33 One way in which the centrist concept of self falls between the right and left “extremes” is by being non-relational altogether, as with the standard philosophical concepts of the self as nothing more than one's own memory and/or bodily continuity.
34 “A state is a community that (successfully) claims the monopoly of the legitimate use of physical force within a given territory” (From Max Weber, ed. Mills, C. Wright Oxford University Press, New York, 1970, p. 78Google Scholar).
Corresponding to Weber's criterion of the state is the diplomatic criterion, by which governments are normally recognized if they have demonstrated that they can enforce their commands across the territory over which they claim to preside.
35 Jesus is not the pure pacifist he is made out to be in Church teachings; but in fact even in the Gospel accounts selected as canonical by the Church authorities, predicts and endorses violent revolutionary upheavals:
You will hear of wars and rumors of wars; do not be alarmed, for this is something that must happen …. All this is only the beginning of the birth-pangs. (Matt.

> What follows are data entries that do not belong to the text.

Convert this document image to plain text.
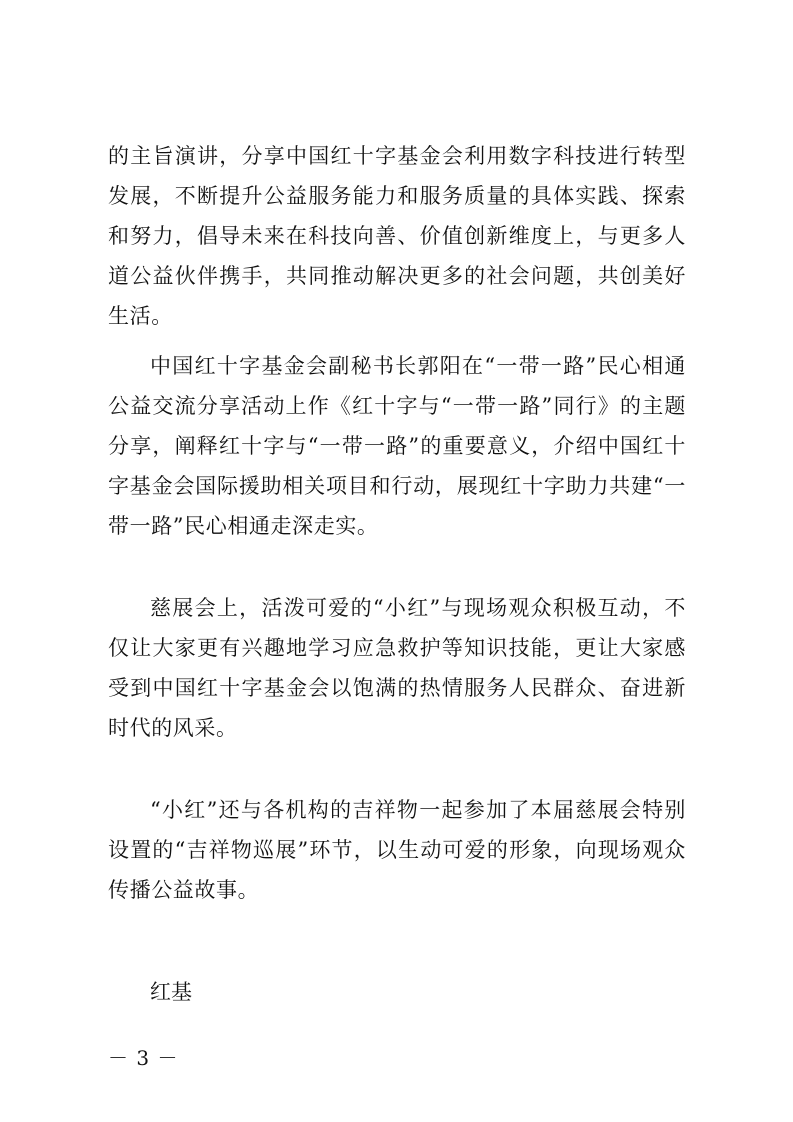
的主旨演讲，分享中国红十字基金会利用数字科技进行转型发展，不断提升公益服务能力和服务质量的具体实践、探索和努力，倡导未来在科技向善、价值创新维度上，与更多人道公益伙伴携手，共同推动解决更多的社会问题，共创美好生活。

中国红十字基金会副秘书长郭阳在“一带一路”民心相通公益交流分享活动上作《红十字与“一带一路”同行》的主题分享，阐释红十字与“一带一路”的重要意义，介绍中国红十字基金会国际援助相关项目和行动，展现红十字助力共建“一带一路”民心相通走深走实。

慈展会上，活泼可爱的“小红”与现场观众积极互动，不仅让大家更有兴趣地学习应急救护等知识技能，更让大家感受到中国红十字基金会以饱满的热情服务人民群众、奋进新时代的风采。

“小红”还与各机构的吉祥物一起参加了本届慈展会特别设置的“吉祥物巡展”环节，以生动可爱的形象，向现场观众传播公益故事。

红基

－ 3 －
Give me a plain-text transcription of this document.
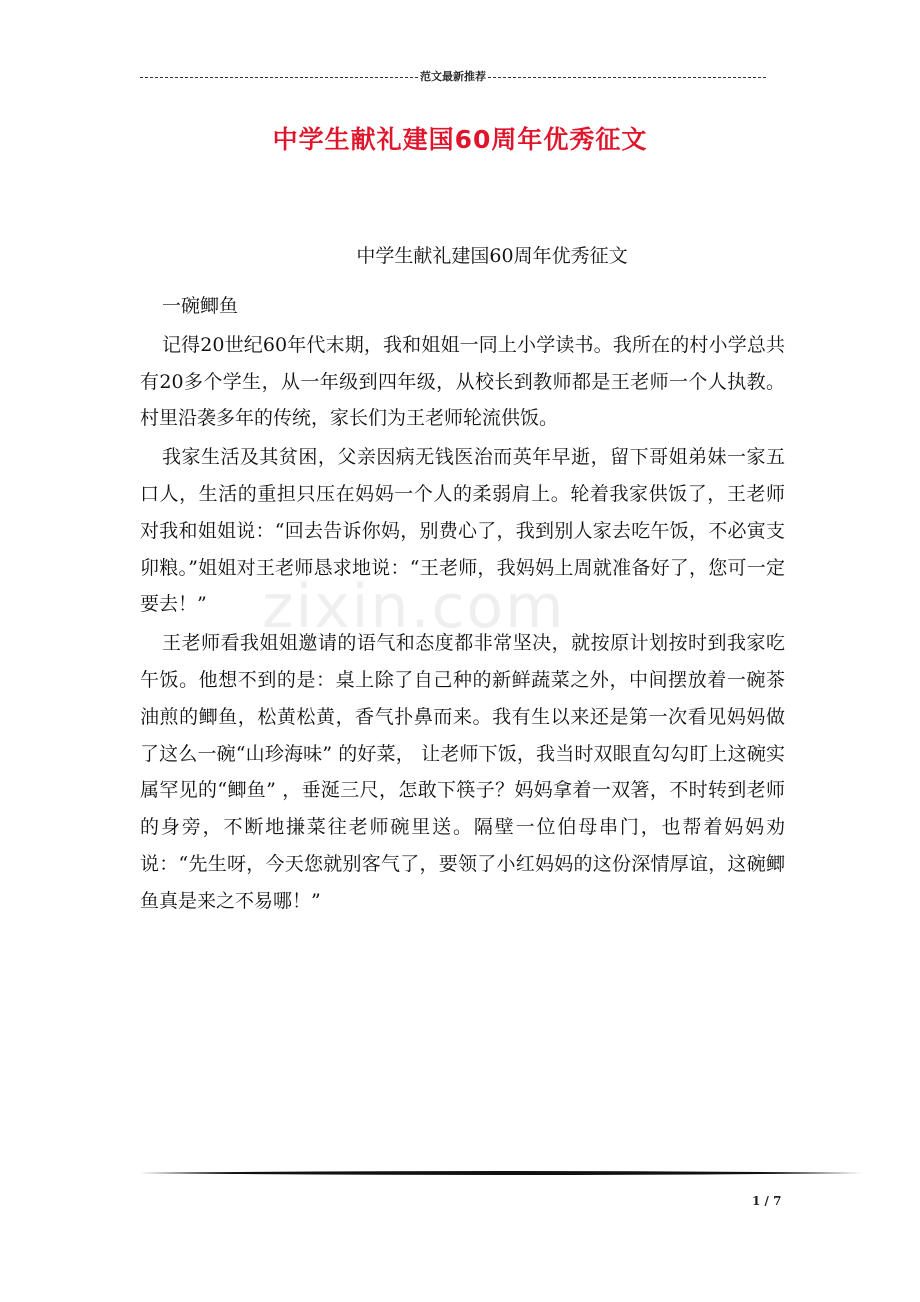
范文最新推荐
中学生献礼建国60周年优秀征文
zixin.com
中学生献礼建国60周年优秀征文

一碗鲫鱼

记得20世纪60年代末期，我和姐姐一同上小学读书。我所在的村小学总共有20多个学生，从一年级到四年级，从校长到教师都是王老师一个人执教。村里沿袭多年的传统，家长们为王老师轮流供饭。

我家生活及其贫困，父亲因病无钱医治而英年早逝，留下哥姐弟妹一家五口人，生活的重担只压在妈妈一个人的柔弱肩上。轮着我家供饭了，王老师对我和姐姐说：“回去告诉你妈，别费心了，我到别人家去吃午饭，不必寅支卯粮。”姐姐对王老师恳求地说：“王老师，我妈妈上周就准备好了，您可一定要去！”

王老师看我姐姐邀请的语气和态度都非常坚决，就按原计划按时到我家吃午饭。他想不到的是：桌上除了自己种的新鲜蔬菜之外，中间摆放着一碗茶油煎的鲫鱼，松黄松黄，香气扑鼻而来。我有生以来还是第一次看见妈妈做了这么一碗“山珍海味” 的好菜， 让老师下饭，我当时双眼直勾勾盯上这碗实属罕见的“鲫鱼” ，垂涎三尺，怎敢下筷子？妈妈拿着一双箸，不时转到老师的身旁，不断地搛菜往老师碗里送。隔壁一位伯母串门，也帮着妈妈劝说：“先生呀，今天您就别客气了，要领了小红妈妈的这份深情厚谊，这碗鲫鱼真是来之不易哪！”

1 / 7
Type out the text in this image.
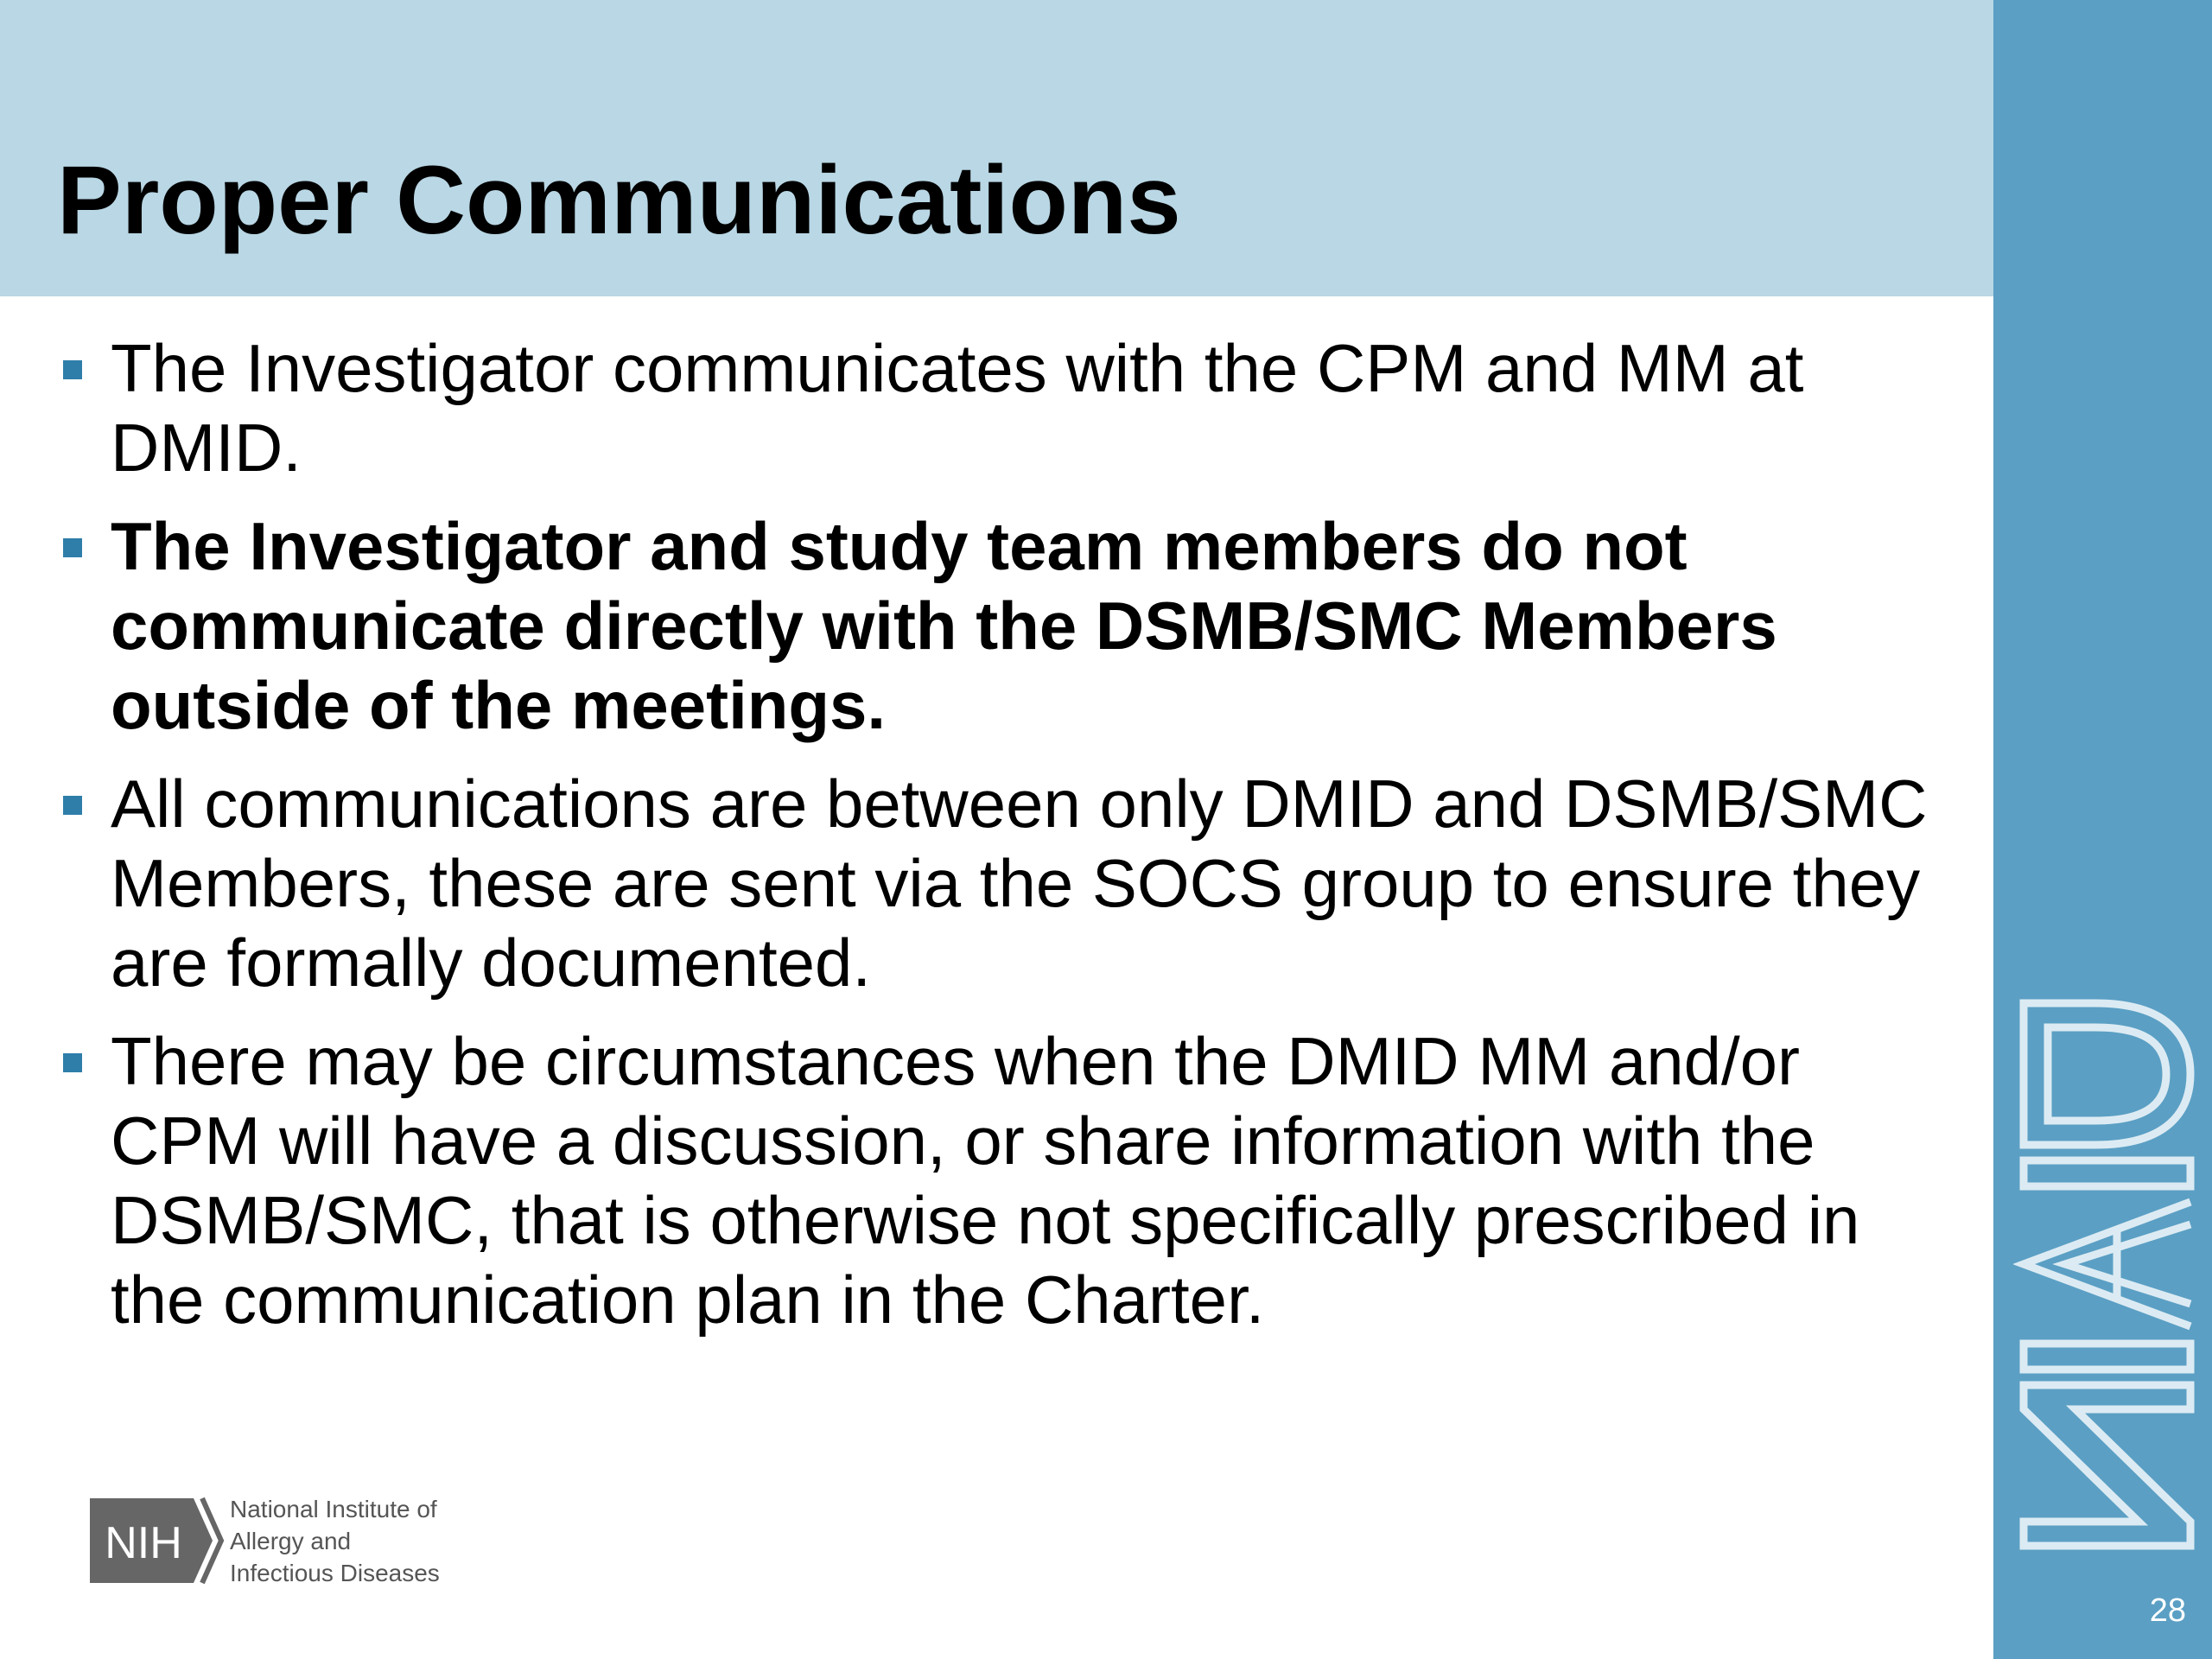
Proper Communications
28
The Investigator communicates with the CPM and MM at DMID.
The Investigator and study team members do not communicate directly with the DSMB/SMC Members outside of the meetings.
All communications are between only DMID and DSMB/SMC Members, these are sent via the SOCS group to ensure they are formally documented.
There may be circumstances when the DMID MM and/or CPM will have a discussion, or share information with the DSMB/SMC, that is otherwise not specifically prescribed in the communication plan in the Charter.
NIH
National Institute of
Allergy and
Infectious Diseases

XXIV:6-8)
Intriguingly, Karl Marx uses precisely the same language of “birth-pangs“ in his rather better known prediction and endorsement of revolutionary violence.
36 The common philosophical position that force on behalf of the law is not properly conceived as “violence” is proof of this predilection. Such a position, however, yields obvious anomalies of description: for example, the legally sanctioned killing of millions of Jews counts, according to it, as not violent.